Taryn Simon to bring her seminal installation on mourning rites to London

Taryn Simon to bring her seminal installation on mourning rites to London

London-based arts organisation ArtAngel announced today that multidisciplinary artist Taryn Simon will bring her 2016 work An Occupation of Loss to London this April.

Originally staged at New York’s Park Avenue Armory, the project saw Simon bring professional mourners from some 30 countries to enact their native rites of grief and lamentation, many of which date back to pre-Christian and pre-Islamic eras. Every night for a week, the mourners would perform within a series of 11 concrete towers, created in collaboration with OMA. In typically meticulous fashion, Simon also documented the process of research, arranging appropriate visas for the performers to enter the United States, and rehearsal in a monograph, published by Hatje Cantz the following year.

The specifics of the London iteration remain shrouded in mystery. The venue has been announced as ‘a cavernous undiscovered space beneath Islington Green’, with the artist declining to release exact details or architectural photography ahead of time, so as to preserve an element of surprise for the first visitors. In lieu of the OMA towers, Simon is designing a series of sculptures to house the mourners, who hail from 11 countries including Azerbaijan, China, Russia and Venezuela.

Promised recitations include Albanian laments that excavate ‘uncried words’; Venezuelan rituals to safeguard the passage of the soul to the Milky Way Greek laments that weave together stories of life and afterlife and Yezidi performances that recount experiences of exile and displacement. ‘Loss yields an emotional space and a vulnerability in which individuals seem to operate without artifice,’ says the artist and erstwhile Wallpaper* Guest Editor (W*163).

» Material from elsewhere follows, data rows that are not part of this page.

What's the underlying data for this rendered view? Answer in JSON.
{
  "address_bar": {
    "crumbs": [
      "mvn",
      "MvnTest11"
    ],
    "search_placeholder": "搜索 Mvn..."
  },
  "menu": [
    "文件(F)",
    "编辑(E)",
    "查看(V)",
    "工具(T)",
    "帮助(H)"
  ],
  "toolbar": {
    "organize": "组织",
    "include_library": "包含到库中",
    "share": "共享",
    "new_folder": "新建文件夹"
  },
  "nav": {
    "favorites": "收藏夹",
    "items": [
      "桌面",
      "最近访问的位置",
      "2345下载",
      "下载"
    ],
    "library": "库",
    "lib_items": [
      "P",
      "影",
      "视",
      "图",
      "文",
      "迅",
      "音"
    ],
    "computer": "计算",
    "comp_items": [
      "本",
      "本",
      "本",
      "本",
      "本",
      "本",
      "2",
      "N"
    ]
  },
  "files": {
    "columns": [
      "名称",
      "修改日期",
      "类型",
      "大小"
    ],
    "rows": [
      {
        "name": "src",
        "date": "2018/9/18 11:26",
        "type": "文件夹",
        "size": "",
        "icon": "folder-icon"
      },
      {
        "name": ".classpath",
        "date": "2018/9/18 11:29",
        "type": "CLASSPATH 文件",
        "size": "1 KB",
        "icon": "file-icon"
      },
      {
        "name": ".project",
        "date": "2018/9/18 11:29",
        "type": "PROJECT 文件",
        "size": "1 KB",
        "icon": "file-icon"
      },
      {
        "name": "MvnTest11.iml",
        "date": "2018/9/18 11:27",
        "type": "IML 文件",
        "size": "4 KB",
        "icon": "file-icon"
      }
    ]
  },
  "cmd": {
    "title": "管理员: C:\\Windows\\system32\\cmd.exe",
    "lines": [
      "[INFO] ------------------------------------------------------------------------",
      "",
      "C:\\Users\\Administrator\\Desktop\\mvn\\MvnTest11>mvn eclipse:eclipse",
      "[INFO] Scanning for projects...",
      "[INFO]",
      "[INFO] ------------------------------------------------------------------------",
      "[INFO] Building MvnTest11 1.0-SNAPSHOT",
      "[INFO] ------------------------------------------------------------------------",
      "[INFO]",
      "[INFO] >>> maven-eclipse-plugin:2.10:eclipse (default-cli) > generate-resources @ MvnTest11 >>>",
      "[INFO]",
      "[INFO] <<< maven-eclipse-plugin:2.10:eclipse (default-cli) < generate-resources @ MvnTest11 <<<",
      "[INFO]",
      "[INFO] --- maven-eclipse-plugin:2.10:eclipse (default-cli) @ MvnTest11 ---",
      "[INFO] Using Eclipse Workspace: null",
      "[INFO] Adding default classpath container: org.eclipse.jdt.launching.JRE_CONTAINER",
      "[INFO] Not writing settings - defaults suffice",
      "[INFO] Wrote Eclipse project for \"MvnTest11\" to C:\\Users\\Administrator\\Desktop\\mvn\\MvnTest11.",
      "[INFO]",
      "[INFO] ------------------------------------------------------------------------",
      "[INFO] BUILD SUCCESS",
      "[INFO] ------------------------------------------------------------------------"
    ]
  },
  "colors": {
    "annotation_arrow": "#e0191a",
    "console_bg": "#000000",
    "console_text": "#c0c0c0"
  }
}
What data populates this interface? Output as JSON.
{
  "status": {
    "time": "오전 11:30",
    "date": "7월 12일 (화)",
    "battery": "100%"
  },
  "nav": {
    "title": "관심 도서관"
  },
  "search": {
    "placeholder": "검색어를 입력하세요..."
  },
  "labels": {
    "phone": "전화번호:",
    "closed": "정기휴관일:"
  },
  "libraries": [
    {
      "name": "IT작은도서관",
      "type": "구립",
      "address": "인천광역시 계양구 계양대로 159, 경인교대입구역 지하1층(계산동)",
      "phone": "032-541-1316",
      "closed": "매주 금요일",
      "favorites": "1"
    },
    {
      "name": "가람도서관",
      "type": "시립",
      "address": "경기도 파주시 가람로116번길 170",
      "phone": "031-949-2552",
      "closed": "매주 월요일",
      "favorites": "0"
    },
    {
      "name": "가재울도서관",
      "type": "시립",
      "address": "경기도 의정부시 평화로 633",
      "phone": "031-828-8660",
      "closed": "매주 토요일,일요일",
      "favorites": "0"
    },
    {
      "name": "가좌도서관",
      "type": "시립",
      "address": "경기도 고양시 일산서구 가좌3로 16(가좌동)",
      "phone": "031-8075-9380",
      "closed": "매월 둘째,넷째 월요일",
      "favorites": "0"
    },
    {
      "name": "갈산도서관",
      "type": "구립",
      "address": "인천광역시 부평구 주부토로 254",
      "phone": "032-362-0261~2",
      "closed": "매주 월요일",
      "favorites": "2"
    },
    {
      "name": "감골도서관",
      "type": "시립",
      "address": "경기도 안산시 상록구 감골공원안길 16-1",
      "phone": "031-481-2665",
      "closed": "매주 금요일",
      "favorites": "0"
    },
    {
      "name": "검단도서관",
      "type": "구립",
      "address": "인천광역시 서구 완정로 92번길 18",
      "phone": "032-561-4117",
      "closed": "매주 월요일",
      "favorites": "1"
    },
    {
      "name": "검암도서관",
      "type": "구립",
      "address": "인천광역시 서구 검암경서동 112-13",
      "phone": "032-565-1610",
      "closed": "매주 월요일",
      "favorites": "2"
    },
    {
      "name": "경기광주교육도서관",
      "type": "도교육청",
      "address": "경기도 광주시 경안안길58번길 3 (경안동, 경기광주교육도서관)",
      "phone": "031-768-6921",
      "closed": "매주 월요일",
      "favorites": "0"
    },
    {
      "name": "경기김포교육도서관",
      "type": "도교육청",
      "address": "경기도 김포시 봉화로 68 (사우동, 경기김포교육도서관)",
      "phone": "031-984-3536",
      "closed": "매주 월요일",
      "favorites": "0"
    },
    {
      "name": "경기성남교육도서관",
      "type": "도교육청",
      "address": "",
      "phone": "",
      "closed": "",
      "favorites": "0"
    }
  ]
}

‘I want to look at the potential of this space, and the mechanics of it – even the ways it can be programmed or performed.’ She adds that the project is about ‘how we mourn individually, nationally, globally – how organised religion, government or civic leadership guides and shapes mourning and how citizens are mobilised in those moments of loss.’

The London performance is a homecoming of sorts, seeing as the project began as a conversation between Simon and ArtAngel co-director Michael Morris in the British capital six years ago. ‘The enactment of mourning in this ambitious new work for London sees Simon turn a found site into a sonic instrument for the performance of grief, measuring losses beyond language,’ says Morris. In a country currently beset by social fracture and political uncertainty, the anxiety and catharsis of An Occupation of Loss will no doubt resonate.